Who comes to mind when you think of a player with class?
Perhaps your mind brings you to Michael Vaughan's cover drive, or Shane Warne's constantly accurate variations. Whoever it was, you can be sure they went through some kind of slump in form during their career.
You can empathise with them, but you are not like them in your own game.
The difference between your loss of form and theirs is that they have the old adage behind them: Form is temporary, class is permanent.
What if you don't have that class? Not many club players do, otherwise they wouldn't be in the club game. How do you get yourself back into form?
What is form?
Form seems simple on the surface, but in cricket it means different things to different people. An aggressive fast bowler may put a high price on wicket taking and see going for a few runs as part of the process.
A miserly medium pacer might feel he is in form if he takes the odd wicket while slowing the run rate to a crawl.
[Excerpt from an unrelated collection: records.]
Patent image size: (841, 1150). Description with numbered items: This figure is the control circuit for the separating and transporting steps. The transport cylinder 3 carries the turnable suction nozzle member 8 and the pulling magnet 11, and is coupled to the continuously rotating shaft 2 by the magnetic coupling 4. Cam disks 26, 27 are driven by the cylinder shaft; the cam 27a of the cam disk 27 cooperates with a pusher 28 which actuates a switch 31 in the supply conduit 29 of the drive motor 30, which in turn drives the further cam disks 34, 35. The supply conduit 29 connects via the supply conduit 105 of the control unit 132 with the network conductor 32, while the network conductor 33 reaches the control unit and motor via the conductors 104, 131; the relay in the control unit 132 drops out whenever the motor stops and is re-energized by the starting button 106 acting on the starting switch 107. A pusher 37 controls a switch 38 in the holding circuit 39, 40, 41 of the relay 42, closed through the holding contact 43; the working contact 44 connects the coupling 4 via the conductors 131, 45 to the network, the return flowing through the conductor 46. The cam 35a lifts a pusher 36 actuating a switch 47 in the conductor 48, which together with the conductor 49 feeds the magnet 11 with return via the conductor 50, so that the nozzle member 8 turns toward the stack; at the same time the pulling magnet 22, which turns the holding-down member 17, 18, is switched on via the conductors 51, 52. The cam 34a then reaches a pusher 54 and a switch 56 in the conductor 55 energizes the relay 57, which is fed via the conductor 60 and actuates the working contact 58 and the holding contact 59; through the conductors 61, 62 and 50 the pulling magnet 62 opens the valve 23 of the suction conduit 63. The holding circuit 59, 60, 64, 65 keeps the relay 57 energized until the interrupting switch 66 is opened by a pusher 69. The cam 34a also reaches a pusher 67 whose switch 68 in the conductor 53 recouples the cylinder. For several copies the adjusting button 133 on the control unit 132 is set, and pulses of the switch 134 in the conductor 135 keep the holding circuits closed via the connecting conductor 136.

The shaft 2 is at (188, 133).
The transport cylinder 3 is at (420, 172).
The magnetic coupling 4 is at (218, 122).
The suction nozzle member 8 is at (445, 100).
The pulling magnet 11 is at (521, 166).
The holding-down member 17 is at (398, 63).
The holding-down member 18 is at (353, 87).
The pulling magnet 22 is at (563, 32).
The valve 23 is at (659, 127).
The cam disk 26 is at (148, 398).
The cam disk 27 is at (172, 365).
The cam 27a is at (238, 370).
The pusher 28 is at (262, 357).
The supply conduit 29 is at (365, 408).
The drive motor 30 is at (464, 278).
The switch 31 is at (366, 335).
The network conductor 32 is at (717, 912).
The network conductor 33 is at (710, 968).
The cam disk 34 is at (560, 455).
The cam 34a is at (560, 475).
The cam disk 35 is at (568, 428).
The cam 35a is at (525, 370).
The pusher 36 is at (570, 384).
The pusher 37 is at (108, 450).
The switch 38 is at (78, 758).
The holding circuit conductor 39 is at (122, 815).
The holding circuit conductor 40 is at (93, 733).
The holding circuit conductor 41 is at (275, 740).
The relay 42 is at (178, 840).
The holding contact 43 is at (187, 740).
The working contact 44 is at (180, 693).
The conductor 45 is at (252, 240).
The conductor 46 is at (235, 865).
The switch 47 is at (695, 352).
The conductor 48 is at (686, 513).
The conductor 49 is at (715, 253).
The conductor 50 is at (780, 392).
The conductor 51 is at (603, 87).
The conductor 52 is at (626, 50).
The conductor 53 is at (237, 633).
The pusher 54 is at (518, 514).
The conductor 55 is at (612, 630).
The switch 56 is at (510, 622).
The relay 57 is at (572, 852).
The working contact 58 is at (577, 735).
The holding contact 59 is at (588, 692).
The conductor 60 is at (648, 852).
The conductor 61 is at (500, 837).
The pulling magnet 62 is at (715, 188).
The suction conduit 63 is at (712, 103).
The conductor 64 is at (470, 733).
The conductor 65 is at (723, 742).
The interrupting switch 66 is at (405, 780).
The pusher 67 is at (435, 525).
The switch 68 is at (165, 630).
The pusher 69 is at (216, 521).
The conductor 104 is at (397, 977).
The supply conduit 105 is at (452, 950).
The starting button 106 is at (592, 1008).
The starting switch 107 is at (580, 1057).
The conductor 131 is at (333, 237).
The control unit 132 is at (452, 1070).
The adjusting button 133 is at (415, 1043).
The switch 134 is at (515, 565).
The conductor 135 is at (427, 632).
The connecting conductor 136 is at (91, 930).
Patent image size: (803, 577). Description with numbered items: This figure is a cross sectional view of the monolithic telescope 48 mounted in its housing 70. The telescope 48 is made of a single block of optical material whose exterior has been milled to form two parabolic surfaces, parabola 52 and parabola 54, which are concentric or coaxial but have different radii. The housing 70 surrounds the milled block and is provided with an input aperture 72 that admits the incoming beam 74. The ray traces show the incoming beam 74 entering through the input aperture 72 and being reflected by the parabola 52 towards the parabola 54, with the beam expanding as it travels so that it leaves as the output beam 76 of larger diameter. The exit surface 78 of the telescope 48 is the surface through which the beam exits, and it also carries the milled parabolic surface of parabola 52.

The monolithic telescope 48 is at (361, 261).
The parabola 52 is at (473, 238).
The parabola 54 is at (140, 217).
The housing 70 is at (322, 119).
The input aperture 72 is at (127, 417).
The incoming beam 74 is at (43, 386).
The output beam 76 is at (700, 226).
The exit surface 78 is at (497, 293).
The figures might read 5-68 and 1-22 but both bowlers feel in form.
Figures then, are the result of form.
Form itself is much more: It's a feeling.
The ball hits the middle of the bat effortlessly or every catch sticks. In his book on the Zone, Roy Palmer defines the feeling of being in form like this:
"being completely involved in the activity for its own sake. The ego falls away. Time flies. Every action, movement and thought follows inevitably from the previous one, like playing jazz. Your whole being is involved, and you're using your skills to the utmost."
You are sure to have experienced this at some time, and you are bound to have wondered why you can't get back there when you are out of form.
As we can see from that definition, your form is a feeling that comes from within you. It isn't something outside of you that comes and goes as it pleases. You control your form, it doesn't control you.
Knowing this gives you the power to pull yourself out of a slump.
How to get back into the form of your life
Most cricketers feel there is a simple solution to form issues: Play yourself out of it. This can work, but it can also make things worse as you get tenser the longer your bad run goes on.
I would say you need to do more to get into form, stay in form and make the occasional drops in form as short as possible.
Try these steps:
1. Use deliberate practice. Practice makes you better so is important at all times. As Jeremy Snape says, every good practice session is an investment in your form. Use practice to groove your muscle memory and get the feelings of what works (and what doesn't). Improve your technique with a coach and do some middle practice with your team mates. Put simply, do what works: I'm a wicketkeeper and I find doing a simple catching drill with a tennis ball makes a huge difference to my game: It makes me concentrate of catching softly so when I switch to a cricket ball it seems easy to catch.
2. Remember the good times. Take a few minutes after every game you play to write down (or blog or twitter) what you did well. You can keep it brief or you can write a full essay on your amazingness. Do this whether you feel you had a good game or a bad game. Try to write down how you felt as well as what happened. The more detailed the better. If you feel your form is lacking then take a few minutes to sit down, read your notes and recall your successes. This will show you that even when out of form you can get back to the old times. It gives you confidence in yourself.
3. Prepare round the clock. If form comes from within, you owe it to yourself to prepare outside practice too. You might have a specific routine that relaxes you. Anything from a pint the night before the match to yoga could push your buttons. It's important to get enough sleep, eat well and know how to relax. Everyone is different, you may need to track what works and what doesn't over a few weeks or you may already know.
When it comes to form there are two types of personality.
Those who treat it as something they expect to be in and those who wonder when it will end. Your mindset needs to be the latter but it's hard to change if it's the former.
Start with the steps above and you will give yourself every chance to be relaxed, confident and in form on the cricket pitch.